There was no way to count how many of the Black Wu had perished. Everyone could see with their own eyes that trench full of bodies being reduced to charcoal.

The Ning Army packed the trench with stones and lime and tamped it firm on top.

At the Black Wu camp.

Yefulie waited for his subordinates to come back with a report — but there was no good news. They told him the Ning Army had been prepared, and the men who had entered the city were wiped out entirely.

Yefulie walked out of his command tent and looked toward the distant city walls.

“Ning King Li Chi…”

He murmured to himself, his tone carrying a peculiar complexity.

Back inside his tent, Yefulie began writing a letter to the Black Wu Khan Emperor. He wrote for a long time — writing, tearing it up, starting again — back and forth, for a full two hours, from dawn to midday.

The letter was very long, running to more than ten pages in total, and every single word required extraordinary deliberation on his part.

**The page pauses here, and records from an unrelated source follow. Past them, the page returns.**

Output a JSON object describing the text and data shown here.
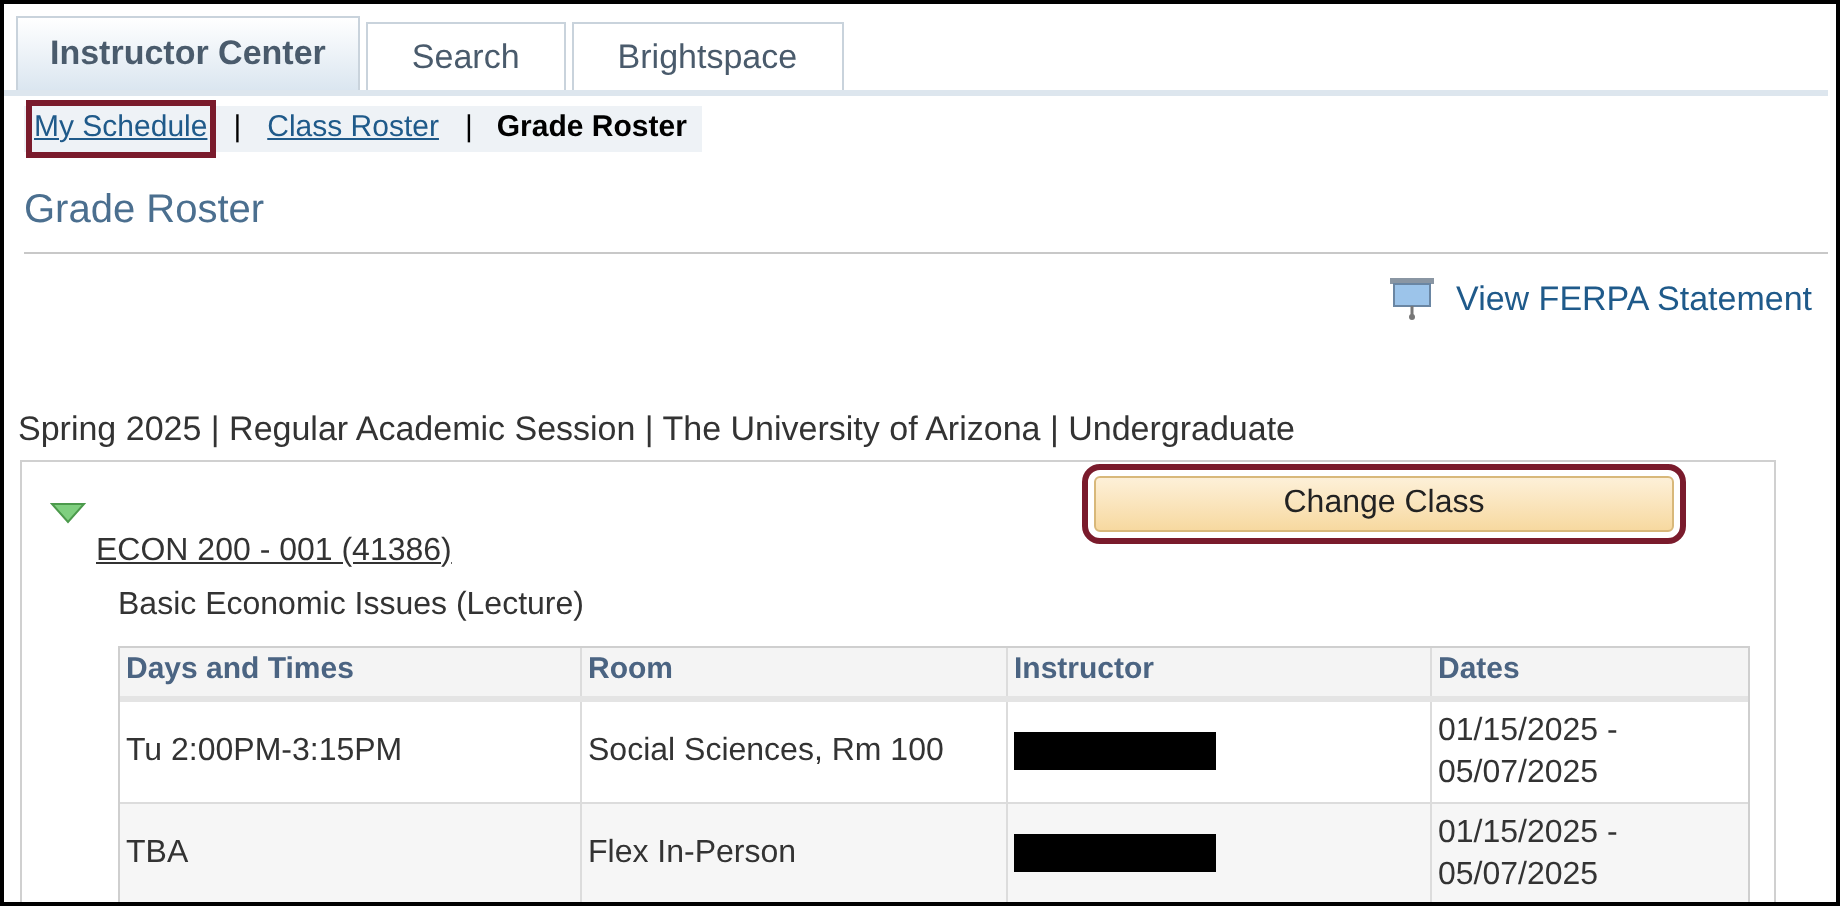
{
  "tabs": [
    {
      "label": "Instructor Center",
      "selected": true
    },
    {
      "label": "Search",
      "selected": false
    },
    {
      "label": "Brightspace",
      "selected": false
    }
  ],
  "subnav": [
    {
      "label": "My Schedule",
      "current": false,
      "highlighted": true
    },
    {
      "label": "Class Roster",
      "current": false,
      "highlighted": false
    },
    {
      "label": "Grade Roster",
      "current": true,
      "highlighted": false
    }
  ],
  "separator": "|",
  "page_title": "Grade Roster",
  "ferpa_link": "View FERPA Statement",
  "session_line": "Spring 2025 | Regular Academic Session | The University of Arizona | Undergraduate",
  "class_section": {
    "expanded": true,
    "class_link": "ECON 200 - 001 (41386)",
    "description": "Basic Economic Issues (Lecture)",
    "change_button": {
      "label": "Change Class",
      "highlighted": true
    },
    "table": {
      "columns": [
        "Days and Times",
        "Room",
        "Instructor",
        "Dates"
      ],
      "rows": [
        [
          {
            "kind": "text",
            "text": "Tu 2:00PM-3:15PM"
          },
          {
            "kind": "text",
            "text": "Social Sciences, Rm 100"
          },
          {
            "kind": "redacted"
          },
          {
            "kind": "text",
            "text": "01/15/2025 - 05/07/2025"
          }
        ],
        [
          {
            "kind": "text",
            "text": "TBA"
          },
          {
            "kind": "text",
            "text": "Flex In-Person"
          },
          {
            "kind": "redacted"
          },
          {
            "kind": "text",
            "text": "01/15/2025 - 05/07/2025"
          }
        ]
      ]
    }
  }
}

The entire letter conveyed just one thing — a request to the Black Wu Khan Emperor for more time, and for additional reinforcements. Because what he feared was this: once Ning King Li Chi became the new ruler of the Central Plains, the Black Wu Empire would find it very difficult to invade the Central Plains ever again.

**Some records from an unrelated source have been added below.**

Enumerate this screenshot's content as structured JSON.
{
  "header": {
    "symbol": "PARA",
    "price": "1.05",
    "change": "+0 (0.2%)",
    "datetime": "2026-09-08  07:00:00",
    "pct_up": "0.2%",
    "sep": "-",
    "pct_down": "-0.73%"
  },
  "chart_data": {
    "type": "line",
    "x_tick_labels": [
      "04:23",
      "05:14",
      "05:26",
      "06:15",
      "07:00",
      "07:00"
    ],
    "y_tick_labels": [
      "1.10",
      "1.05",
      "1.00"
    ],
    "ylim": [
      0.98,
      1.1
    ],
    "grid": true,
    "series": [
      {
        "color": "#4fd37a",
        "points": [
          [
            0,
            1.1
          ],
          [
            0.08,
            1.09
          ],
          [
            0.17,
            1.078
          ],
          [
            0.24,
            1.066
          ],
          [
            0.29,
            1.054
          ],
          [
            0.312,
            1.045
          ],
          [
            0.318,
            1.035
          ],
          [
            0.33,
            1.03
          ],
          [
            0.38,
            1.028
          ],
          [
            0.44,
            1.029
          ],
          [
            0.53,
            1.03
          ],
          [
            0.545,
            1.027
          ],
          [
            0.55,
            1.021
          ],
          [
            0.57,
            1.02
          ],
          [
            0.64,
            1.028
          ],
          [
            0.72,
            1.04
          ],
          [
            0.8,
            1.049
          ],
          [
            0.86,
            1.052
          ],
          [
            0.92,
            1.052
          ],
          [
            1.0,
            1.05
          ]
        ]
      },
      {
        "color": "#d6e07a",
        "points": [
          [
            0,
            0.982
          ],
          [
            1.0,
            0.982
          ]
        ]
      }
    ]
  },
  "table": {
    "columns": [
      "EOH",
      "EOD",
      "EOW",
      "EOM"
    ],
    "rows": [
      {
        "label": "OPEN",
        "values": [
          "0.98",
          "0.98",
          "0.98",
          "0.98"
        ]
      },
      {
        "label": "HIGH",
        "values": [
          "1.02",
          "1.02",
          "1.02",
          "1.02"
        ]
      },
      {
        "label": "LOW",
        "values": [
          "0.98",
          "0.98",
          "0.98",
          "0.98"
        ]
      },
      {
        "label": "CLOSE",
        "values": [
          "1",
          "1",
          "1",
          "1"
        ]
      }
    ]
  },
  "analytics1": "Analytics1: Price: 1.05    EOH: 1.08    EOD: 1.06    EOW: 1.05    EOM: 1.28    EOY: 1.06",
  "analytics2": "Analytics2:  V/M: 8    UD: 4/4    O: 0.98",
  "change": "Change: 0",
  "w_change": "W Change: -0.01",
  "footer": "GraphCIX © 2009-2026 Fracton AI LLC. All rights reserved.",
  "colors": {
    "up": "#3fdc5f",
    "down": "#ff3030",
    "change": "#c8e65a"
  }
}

Within the letter, there were several lines that read as follows:

Ning King Li Chi will become the Black Wu Empire’s greatest enemy. If he ascends the throne, his sons and grandsons for generations to come will all become the Black Wu Empire’s greatest enemy.

The Emperor of Chu personally ruined his own realm, yet Li Chi is making that realm more formidable with each passing day.

If the Black Wu Empire must spend a million soldiers — or even more — to destroy Ning King Li Chi and his Ning Army, that would still be a victory.

Failing to destroy the Ning Army now, the Ning Army of the future may bring pain even the empire cannot bear.